Your right-wing relatives think advocates of green energy caused the Texas blackouts. Some of them are getting their (dis)information from Tucker Carlson.
Others might be getting their fake facts from the allegedly more high-minded Wall Street Journal editorial page:
Gas and power prices have spiked across the central U.S. while Texas regulators ordered rolling blackouts Monday as an Arctic blast has frozen wind turbines. Herein is the paradox of the left’s climate agenda: The less we use fossil fuels, the more we need them.
But as Bloomberg reports:
Don’t point too many fingers at Texas wind turbines, because they’re not the main reason broad swaths of the state have been plunged into darkness.
While ice has forced some turbines to shut down just as a brutal cold wave drives record electricity demand, that’s been the least significant factor in the blackouts, according to Dan Woodfin, a senior director for the Electric Reliability Council of Texas, which operates the state’s power grid.
The main factors: Frozen instruments at natural gas, coal and even nuclear facilities, as well as limited supplies of natural gas, he said....
Wind shutdowns accounted for 3.6 to 4.5 gigawatts -- or less than 13% -- of the 30 to 35 gigawatts of total outages, according to Woodfin. That’s in part because wind only comprises 25% of the state’s energy mix this time of year.
... wind generation has actually exceeded the grid operator’s daily forecast through the weekend.
As WFAA, the ABC affiliate in Dallas, reports, this is unusual weather for Texas, but not unprecedented -- and the precautions necessary to prevent system failure in cold weather keep being put off.
This isn’t the first time that weatherization has been an issue with equipment failure and rotating outages in Texas.
In August 2011, six months after an ice storm crippled much of the state and resulted in rotating outages, the Federal Energy Regulatory Commission and the North American Electric Reliability Corporation issued a report with recommendations.
"Generators and natural gas producers suffered severe losses of capacity despite having received accurate forecasts of the storm," the report states. "Entities in both categories report having winterization procedures in place. However, the poor performance of many of these generating units and wells suggests that these procedures were either inadequate or were not adequately followed."
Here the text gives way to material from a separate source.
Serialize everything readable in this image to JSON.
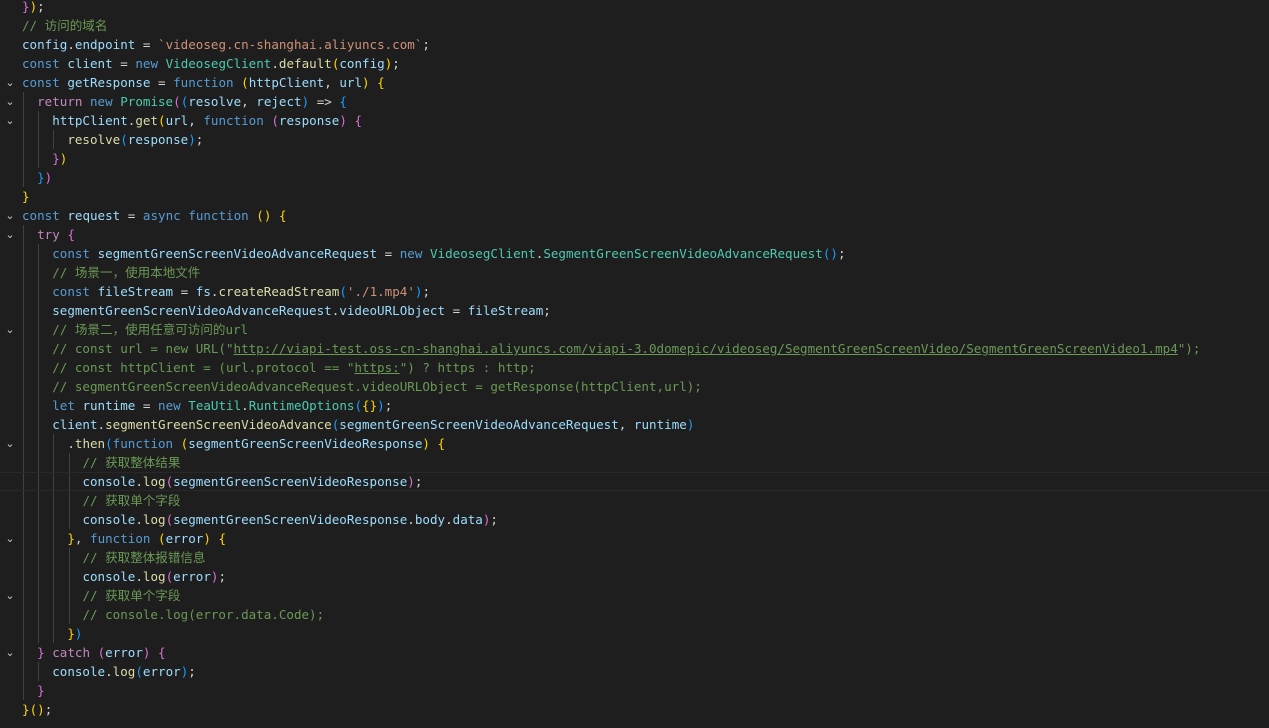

That investigation revealed what happened in 2011, also happened in 1989, which is the first time ERCOT ever implemented rotating outages.
"The experiences of 1989 are instructive, particularly on the electric side. In that year, as in 2011, cold weather caused many generators to trip, derate, or fail to start. The [Public Utility Commission of Texas] investigated the occurrence and issued a number of recommendations aimed at improving winterization on the part of the generators.
These recommendations were not mandatory, and over the course of time implementation lapsed. Many of the generators that experienced outages in 1989 failed again in 2011," the investigation discovered.
The breakdown in February 2011 wasn't just green energy, as the Texas Tribune noted at the time -- it also involved natural gas and coal.
Initially, it appears, some coal plants went offline due to cold-weather problems, taking a large chunk of electricity out of the grid. Luminant, a major power-generation company, confirmed that its two coal units at the Oak Grove plant in Robertson County failed, as did two units at a coal plant in Milam County....
Dave Knox, a spokesman for NRG, another power company, said that a cold-weather problem also caused a shut-down of its Limestone coal plant near Jewitt, Texas....
Natural gas plants were hastily turned on to make up for the coal-plant failures. But, Fraser said, some power cuts affected some stations for compressing natural gas — so without power they couldn't pump gas, causing some gas power plants to go offline....
Wind generators also appeared to be having problems, said Fraser; he had received reports of some turbines shutting down because of issues with ice on the blades.
So which forms of energy fail in Texas when it's cold? If you said "All of them," you win. But your right-wing relatives will never believe you.